Indeks harga pangan global sendiri telah mulai menurun sejak Mei lalu, setelah mencapai puncak pada April 2022. Namun, penurunannya masih terlalu lambat hingga pada Juni lalu, global food prince index (FPI) masih bertengger di angka 154,3. Baru pada Juli ada koreksi yang signifikan dengan penurunan indeks 13,4 poin ke 140,9. Namun angka 140,9 itu masih 13,1 persen di atas posisi Juli 2021.

Di pasar dunia, indeks harga minyak sayur, gula, susu, daging, dan sereal semuanya turun pada Juli. Harga gandum menyusut 14,5 persen, yang antara lain karena dicapai kesepakatan antara Pemerintah Ukraina, Rusia, Turki, dan PBB untuk membuka palang blokade ekspor produk biji-bijian (serealia) dari Pelabuhan Laut Hitam.

Organisasi Pangan Dunia (FAO) menyatakan pula, indeks harga jagung pun menyusut 10,7 persen pada Juli, sebagian lantaran kesepakatan Rusia-Ukraina. Ditambah lagi peningkatan ketersediaan jagung dari produsen utama Argentina dan Brasil. Sebuah kapal kargo yang membawa 58.041 ton dari Pelabuhan Odessa, Ukraina, Jumat (5/8/2022), seolah menjadi aba-aba pemulihan harga bahan pangan global.

Secara domestik, menurut BPS, penurunan harga secara konsisten terjadi pada minyak goreng (migor) baik yang kemasan maupun curah sepanjang tiga bulan terakhir. Harga rata-rata migor kemasan pada Juli adalah Rp21.600 per liter dan migor curah Rp15.000 per liter.
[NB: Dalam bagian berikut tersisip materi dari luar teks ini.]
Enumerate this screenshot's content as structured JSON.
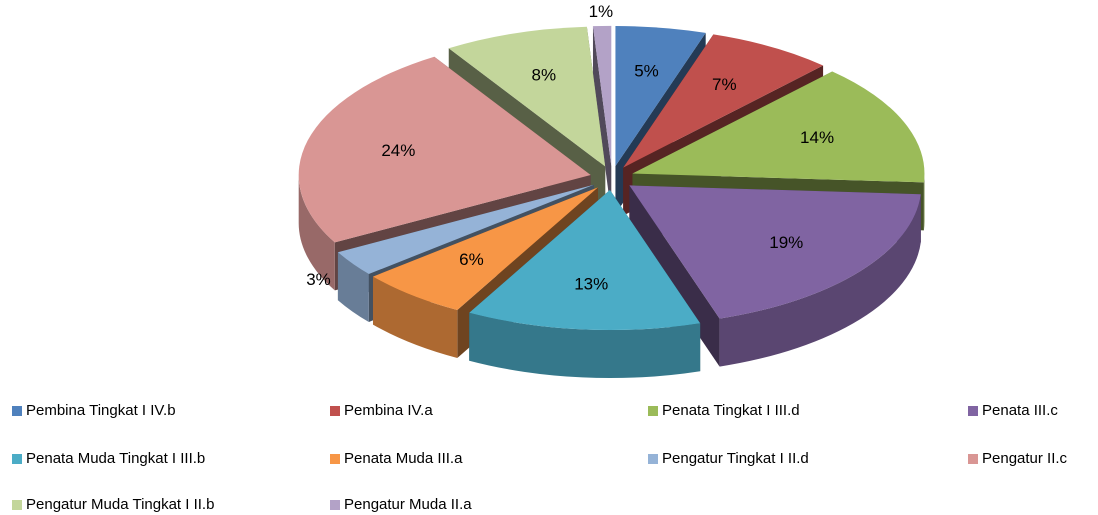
{
  "chart_data": {
    "type": "pie",
    "categories": [
      "Pembina Tingkat I IV.b",
      "Pembina IV.a",
      "Penata Tingkat I III.d",
      "Penata III.c",
      "Penata Muda Tingkat I III.b",
      "Penata Muda III.a",
      "Pengatur Tingkat I II.d",
      "Pengatur II.c",
      "Pengatur Muda Tingkat I II.b",
      "Pengatur Muda II.a"
    ],
    "values": [
      5,
      7,
      14,
      19,
      13,
      6,
      3,
      24,
      8,
      1
    ],
    "value_labels": [
      "5%",
      "7%",
      "14%",
      "19%",
      "13%",
      "6%",
      "3%",
      "24%",
      "8%",
      "1%"
    ],
    "colors": [
      "#4f81bd",
      "#c0504d",
      "#9bbb59",
      "#8064a2",
      "#4bacc6",
      "#f79646",
      "#95b3d7",
      "#d99694",
      "#c3d69b",
      "#b3a2c7"
    ],
    "legend": "bottom"
  }
}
Namun, penyusutan harga pangan itu juga diikuti oleh menurunnya indeks nilai tukar petani (NTP). Secara kumulatif indek NTP pada Juli adalah 104,25, turun dari puncaknya pada Maret 2022 yang mencapai 110. Toh, petani hortikultura (buah dan sayur) masih bisa menikmati harga pantas, yang ditunjukkan dengan indeks nilai tukar mereka yang bertahan di level 118.

Indeks nilai tukar petani perkebunan juga masih bertengger di posisi 122, peternak 102, nelayan 107, dan pembudi daya ikan 106. Di tengah harga-harga yang menjulang itu, indeks harga petani tanaman pangan (padi) tertahan di bawah 100. Pada Juli 2022, indeks NTP mereka merosot  pada level 95,28.

Produksi padi melimpah dan harga beras stabil. Penerimaan petani relatif tetap, tapi mereka membeli barang keperluan dengan harga yang relatif lebih tinggi. Jadi selama beberapa tahun ini petani padi telah berjasa ikut menahan inflasi untuk tidak beranjak terlalu tinggi.